This workshop demonstrates server side encryption using AWS KMS and S3
Open the Cloud9 IDE environment called workshop-environment and navigate to the data-protection/usecase-1 directory. Follow the instructions below:
This module will create a KMS master key with the key alias kms_key_sse_usecase_1 . In the following steps we will refer to this master key using the alias. Browse to the KMS console and you should find the key alias kms_key_sse_usecase_1 under customer managed keys
This module uploads the plaintext_u.txt file to an S3 bucket named dp-workshop-builderXXXX
.
Before the file is stored on S3 it is server side encrypted using the KMS key alias kms_key_sse_usecase_1
In the AWS console, navigate to the S3 service and look for the bucket named dp-workshop-builderXXXX
.
In the bucket there should be a file called encrypted_e.txt.

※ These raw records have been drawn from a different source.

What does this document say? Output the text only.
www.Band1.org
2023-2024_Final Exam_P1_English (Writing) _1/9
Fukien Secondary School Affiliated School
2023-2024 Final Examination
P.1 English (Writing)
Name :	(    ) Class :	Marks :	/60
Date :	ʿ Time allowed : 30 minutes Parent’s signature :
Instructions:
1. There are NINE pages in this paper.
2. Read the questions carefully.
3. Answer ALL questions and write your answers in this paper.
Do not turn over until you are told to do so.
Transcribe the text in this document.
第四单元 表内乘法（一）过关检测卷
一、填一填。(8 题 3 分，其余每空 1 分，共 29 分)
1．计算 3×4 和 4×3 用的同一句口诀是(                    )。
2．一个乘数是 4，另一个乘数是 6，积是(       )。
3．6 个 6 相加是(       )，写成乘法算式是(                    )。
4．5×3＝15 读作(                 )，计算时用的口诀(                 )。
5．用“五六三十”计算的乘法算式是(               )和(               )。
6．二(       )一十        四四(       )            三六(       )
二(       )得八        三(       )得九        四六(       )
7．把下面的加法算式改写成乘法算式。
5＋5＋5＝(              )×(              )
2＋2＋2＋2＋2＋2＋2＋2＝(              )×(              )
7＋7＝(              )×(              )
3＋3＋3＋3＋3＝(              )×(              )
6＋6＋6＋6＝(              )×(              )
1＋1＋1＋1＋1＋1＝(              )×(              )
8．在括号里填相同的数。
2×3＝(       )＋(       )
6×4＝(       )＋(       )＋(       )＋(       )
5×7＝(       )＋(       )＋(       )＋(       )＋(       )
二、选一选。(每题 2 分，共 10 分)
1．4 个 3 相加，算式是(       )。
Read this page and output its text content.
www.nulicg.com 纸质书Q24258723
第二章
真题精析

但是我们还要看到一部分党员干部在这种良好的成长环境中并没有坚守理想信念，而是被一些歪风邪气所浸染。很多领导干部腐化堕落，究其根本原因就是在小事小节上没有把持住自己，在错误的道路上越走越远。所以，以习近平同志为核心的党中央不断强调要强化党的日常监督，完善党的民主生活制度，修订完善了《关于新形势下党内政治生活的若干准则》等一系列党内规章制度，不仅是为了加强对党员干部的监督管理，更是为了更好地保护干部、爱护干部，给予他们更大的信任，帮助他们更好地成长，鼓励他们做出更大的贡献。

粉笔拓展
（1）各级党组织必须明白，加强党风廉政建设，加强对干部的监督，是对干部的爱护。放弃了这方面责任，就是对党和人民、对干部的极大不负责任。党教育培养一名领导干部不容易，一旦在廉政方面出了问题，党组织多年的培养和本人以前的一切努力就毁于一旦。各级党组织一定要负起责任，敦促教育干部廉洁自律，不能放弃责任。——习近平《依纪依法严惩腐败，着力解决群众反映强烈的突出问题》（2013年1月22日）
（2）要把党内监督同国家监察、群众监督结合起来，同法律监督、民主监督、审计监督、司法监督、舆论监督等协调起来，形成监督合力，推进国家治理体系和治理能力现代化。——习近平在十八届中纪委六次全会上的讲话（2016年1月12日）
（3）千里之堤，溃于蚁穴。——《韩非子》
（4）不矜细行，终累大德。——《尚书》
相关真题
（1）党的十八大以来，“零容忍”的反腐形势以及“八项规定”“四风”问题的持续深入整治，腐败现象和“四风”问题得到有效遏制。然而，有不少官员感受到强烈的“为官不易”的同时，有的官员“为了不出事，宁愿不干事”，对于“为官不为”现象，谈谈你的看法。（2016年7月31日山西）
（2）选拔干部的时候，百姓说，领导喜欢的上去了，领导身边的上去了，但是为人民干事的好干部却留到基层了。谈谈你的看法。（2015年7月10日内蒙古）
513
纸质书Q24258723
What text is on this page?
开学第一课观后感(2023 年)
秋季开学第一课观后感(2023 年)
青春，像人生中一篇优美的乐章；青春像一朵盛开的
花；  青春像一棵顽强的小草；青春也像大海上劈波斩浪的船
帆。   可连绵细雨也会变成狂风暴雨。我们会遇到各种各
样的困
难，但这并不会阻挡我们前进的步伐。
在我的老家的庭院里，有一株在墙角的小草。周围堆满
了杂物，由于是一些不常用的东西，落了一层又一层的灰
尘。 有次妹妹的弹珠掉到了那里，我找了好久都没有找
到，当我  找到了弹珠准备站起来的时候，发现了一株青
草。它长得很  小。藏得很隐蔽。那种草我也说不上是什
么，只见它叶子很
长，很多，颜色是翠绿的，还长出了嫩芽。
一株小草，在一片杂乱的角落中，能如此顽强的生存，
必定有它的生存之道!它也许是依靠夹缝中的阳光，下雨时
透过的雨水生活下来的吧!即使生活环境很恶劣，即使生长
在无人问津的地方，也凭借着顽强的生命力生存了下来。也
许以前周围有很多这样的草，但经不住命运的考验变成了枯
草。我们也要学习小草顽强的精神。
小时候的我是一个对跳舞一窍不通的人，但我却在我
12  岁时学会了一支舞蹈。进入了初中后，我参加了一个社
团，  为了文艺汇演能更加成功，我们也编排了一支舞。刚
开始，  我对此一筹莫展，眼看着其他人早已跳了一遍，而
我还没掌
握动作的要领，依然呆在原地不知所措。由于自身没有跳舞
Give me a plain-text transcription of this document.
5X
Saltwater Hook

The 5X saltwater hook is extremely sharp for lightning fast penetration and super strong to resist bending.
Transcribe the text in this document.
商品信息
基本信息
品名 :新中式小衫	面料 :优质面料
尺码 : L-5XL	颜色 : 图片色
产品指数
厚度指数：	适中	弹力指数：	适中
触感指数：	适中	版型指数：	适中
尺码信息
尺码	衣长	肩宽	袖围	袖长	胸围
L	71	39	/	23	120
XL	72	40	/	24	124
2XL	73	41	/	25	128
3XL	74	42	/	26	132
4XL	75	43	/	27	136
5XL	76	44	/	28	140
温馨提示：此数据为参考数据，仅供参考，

This file was encrypted using a Data key under the KMS master key key_sse_usecase_1. Take a look at the properties of the file encrypted_e.txt. You will find that it's encrypted using AWS-KMS as shown in the picture below:
The usecase-1-Step-2.py
python module does a S3 getobject API Call on encrypted_e.txt which is decrypted by the S3 service and retrieved over TLS into your Cloud9 environment. In the folder usecase-1 ,you should see a file called plaintext_cycled_u.txt. Compare its contents to the original file named plaintext_u.txt.
This modules deletes the kms key and it's alias that we created in kms_key_creation-Step-1.py and also deletes all the files that were created in the usecase-1 folder. Please remember that when you run usecase-1-cleanup-Step-3.py
and you want to re-run this use case, you will have to start from the beginning.